The study of trees and their lives and problems is very diverse. The rock-bottom base is Botany, the study of the lives of plants. A good general text is Biology of Plants, by Peter Raven and others, now in its eighth edition. Peter Raven has been a long-time director of the Missouri Botanical Garden in St. Louis, one of the world’s great centres for botanical research and an American brother to Kew Gardens in London, England.
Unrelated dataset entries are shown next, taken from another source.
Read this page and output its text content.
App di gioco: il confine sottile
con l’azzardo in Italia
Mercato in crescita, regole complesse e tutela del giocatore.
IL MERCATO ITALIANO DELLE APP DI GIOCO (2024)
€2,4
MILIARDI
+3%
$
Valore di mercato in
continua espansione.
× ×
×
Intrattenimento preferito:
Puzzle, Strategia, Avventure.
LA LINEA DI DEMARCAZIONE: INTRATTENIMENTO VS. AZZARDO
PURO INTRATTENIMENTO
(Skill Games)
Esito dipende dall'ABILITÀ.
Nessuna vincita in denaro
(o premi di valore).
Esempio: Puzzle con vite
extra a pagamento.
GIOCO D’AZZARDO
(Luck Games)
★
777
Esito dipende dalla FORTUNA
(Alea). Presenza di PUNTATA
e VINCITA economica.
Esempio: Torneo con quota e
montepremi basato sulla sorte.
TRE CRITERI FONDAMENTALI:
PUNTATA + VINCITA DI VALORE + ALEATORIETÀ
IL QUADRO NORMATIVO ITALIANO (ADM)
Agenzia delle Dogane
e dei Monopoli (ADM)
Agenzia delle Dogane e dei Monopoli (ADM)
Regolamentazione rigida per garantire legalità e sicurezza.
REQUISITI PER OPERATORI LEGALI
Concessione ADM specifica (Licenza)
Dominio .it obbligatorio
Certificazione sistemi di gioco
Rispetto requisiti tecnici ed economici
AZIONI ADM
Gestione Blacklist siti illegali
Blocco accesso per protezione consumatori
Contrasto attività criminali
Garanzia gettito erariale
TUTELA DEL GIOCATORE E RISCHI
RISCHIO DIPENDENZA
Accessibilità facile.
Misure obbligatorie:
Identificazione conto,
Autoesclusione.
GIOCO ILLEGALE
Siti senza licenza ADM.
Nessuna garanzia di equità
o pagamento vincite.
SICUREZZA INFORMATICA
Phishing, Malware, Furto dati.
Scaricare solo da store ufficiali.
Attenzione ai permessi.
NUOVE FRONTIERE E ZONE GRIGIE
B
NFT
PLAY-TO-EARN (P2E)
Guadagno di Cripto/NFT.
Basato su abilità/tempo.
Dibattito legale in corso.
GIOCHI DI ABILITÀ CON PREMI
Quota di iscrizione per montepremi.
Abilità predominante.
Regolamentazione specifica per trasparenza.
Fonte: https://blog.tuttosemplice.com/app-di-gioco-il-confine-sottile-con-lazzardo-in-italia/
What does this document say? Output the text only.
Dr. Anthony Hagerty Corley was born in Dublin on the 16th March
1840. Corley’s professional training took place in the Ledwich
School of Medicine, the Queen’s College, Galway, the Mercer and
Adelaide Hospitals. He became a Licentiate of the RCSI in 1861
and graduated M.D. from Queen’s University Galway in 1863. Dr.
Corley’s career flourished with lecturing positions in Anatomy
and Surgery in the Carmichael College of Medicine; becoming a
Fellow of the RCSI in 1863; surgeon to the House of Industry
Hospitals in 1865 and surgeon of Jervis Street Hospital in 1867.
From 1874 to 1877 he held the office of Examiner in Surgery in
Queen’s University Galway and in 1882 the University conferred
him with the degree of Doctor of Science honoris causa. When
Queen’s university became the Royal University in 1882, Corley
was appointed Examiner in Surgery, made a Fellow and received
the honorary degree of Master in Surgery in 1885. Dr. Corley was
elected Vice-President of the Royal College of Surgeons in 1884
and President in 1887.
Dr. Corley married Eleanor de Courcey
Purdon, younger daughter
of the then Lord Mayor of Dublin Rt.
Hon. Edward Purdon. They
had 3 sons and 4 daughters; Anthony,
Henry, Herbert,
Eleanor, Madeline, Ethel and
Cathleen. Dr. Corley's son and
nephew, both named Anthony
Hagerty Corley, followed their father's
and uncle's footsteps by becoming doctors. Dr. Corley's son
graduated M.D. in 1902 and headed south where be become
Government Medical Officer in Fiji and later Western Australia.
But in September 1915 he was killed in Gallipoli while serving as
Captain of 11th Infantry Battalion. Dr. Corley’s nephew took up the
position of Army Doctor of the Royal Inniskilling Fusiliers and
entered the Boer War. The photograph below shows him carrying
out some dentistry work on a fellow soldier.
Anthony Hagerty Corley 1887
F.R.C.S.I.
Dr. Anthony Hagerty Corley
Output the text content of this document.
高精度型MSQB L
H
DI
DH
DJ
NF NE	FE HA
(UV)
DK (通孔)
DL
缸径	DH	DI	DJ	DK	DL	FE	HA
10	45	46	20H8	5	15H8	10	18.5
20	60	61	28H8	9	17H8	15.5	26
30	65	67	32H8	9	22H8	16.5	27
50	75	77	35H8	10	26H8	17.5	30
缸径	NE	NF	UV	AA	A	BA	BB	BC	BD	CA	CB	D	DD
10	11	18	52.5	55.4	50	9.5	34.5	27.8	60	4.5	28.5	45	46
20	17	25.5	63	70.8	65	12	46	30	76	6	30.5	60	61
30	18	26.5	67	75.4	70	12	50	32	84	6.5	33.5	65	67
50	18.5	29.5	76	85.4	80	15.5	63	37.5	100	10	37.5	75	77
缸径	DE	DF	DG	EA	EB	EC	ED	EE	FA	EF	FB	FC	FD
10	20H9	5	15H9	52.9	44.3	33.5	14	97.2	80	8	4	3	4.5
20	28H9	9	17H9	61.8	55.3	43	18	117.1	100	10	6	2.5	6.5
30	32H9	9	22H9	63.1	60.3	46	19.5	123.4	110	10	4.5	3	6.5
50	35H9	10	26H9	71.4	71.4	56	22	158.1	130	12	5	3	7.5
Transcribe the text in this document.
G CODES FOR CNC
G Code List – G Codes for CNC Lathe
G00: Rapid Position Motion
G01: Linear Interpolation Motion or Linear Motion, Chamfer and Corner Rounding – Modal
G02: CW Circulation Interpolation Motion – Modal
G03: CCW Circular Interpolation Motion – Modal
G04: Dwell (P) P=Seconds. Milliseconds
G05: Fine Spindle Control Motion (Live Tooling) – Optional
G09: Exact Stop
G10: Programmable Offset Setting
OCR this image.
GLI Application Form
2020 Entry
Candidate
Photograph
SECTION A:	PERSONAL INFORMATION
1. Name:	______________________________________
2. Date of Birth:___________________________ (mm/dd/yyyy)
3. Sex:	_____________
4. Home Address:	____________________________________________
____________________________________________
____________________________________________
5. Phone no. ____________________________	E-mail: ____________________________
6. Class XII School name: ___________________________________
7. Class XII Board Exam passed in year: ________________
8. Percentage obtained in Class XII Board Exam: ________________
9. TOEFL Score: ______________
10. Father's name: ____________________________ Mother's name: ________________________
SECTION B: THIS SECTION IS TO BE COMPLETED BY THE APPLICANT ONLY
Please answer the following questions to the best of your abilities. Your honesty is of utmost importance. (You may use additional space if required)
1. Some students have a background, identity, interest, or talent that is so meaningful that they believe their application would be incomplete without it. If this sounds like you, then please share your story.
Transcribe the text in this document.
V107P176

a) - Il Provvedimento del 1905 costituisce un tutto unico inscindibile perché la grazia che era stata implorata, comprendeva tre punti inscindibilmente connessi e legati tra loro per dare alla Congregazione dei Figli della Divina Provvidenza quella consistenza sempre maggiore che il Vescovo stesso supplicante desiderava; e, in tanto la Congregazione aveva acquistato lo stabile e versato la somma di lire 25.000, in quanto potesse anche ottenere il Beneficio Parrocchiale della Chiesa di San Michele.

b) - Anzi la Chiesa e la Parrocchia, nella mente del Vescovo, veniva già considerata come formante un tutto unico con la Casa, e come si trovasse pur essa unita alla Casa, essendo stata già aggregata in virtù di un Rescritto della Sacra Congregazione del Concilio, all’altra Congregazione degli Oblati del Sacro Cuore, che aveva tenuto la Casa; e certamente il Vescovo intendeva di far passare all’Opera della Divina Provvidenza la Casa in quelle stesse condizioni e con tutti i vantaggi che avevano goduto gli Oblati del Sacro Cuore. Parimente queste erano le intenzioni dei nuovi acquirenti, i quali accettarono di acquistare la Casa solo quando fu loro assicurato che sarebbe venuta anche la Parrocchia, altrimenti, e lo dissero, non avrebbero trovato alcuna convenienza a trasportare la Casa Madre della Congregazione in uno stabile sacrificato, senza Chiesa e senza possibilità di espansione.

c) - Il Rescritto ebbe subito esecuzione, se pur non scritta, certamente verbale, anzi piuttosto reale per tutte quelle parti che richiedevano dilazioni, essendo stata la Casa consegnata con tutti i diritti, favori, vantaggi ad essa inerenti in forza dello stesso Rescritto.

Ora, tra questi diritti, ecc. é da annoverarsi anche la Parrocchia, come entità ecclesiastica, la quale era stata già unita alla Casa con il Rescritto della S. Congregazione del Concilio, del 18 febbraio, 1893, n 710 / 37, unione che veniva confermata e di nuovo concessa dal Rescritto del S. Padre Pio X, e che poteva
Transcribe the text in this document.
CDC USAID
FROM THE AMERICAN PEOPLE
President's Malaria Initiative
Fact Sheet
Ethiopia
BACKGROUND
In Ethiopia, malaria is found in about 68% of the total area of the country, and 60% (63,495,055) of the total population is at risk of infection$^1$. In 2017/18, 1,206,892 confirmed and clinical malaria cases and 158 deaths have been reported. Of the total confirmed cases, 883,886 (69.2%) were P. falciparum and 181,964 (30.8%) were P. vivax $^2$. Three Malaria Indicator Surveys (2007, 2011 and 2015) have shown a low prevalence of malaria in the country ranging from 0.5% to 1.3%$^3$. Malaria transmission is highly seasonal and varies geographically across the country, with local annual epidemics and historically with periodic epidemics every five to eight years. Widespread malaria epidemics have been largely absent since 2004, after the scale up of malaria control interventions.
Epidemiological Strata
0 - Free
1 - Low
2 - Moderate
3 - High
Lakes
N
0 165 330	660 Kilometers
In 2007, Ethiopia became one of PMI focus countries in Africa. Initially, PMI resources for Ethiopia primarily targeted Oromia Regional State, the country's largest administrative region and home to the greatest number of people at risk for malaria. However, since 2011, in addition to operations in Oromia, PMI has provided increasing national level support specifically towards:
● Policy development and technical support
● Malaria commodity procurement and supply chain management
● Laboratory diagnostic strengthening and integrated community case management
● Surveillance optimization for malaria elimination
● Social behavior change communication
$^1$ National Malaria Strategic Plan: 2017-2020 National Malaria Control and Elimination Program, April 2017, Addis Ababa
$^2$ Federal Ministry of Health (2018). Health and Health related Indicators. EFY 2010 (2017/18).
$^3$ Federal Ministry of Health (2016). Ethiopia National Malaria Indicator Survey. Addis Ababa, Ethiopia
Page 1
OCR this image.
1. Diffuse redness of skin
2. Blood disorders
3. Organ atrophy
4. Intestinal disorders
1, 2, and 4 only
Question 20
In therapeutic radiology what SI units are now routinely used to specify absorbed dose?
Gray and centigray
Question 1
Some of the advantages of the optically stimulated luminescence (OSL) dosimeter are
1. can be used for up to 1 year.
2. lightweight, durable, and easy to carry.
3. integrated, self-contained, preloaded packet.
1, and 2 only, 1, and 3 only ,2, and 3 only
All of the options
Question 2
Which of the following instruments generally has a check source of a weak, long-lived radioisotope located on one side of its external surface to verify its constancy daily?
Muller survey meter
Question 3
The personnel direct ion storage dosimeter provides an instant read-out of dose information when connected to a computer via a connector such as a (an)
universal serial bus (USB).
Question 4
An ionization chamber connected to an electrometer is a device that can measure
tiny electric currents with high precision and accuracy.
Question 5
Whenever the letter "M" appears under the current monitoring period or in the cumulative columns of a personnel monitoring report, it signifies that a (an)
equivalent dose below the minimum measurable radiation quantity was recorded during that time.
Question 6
Tree identification is key. Your whole memory file on each tree starts with its correct identification. There are many physical characteristics people use for tree ID; my personal favourite is bark. You will need the leaf, the bud, and the form, but bark is always there for you. The bark pattern of each species is different. Learn the bark and you learn the tree.

Several texts I like for ID are:

Trees and Shrubs of Alberta (Kathleen Wilkinson)
Regionally complete, excellent pictures.
Trees & Shrubs for the Northern Plains (Donald G. Hoag)
These drawing of Buds, etc. are beautiful.
Trees in Canada (John Laird Farrar)
A classic essential.
Manual of Woody Landscape Plants (Michael A. Dirr)
The big book, covers North America.

Insect and disease studies are next. In Alberta, we are given a bit of a break in the number of species, at least when compared to British Columbia. That said, there is still a lot to know. A good start are the publications of the Northern Forestry Centre:

Tree and Shrub Insects of the Prairie Provinces (W.G.H. Ives and H.R.Wong)
Concise colour photos in abundance make this an excellent reference.
Forest Tree Diseases of the Prairie Provinces (Y. Hiratsuka)
A companion volume to the one above.

Three large volumes from Cornell University Press are the industry standard references:

Diseases of Trees and Shrubs (Sinclair, Lyon, and Johnson)
Insects that Feed on Trees and Shrubs (Johnson and Lyon)
Hortus Third: A Concise Dictionary of Plants Cultivated in the United States and Canada ( L.H. Bailey, Ethel Zoe Bailey)

Here's a little book focused on the prairies:

The Prairie Gardener’s Book of Bugs (Nora Bryan and Ruth Staal)

For amazing colour photos of the inside workings of trees, including some greatly magnified, see Tree Anatomy, by Dr. Alex Shigo.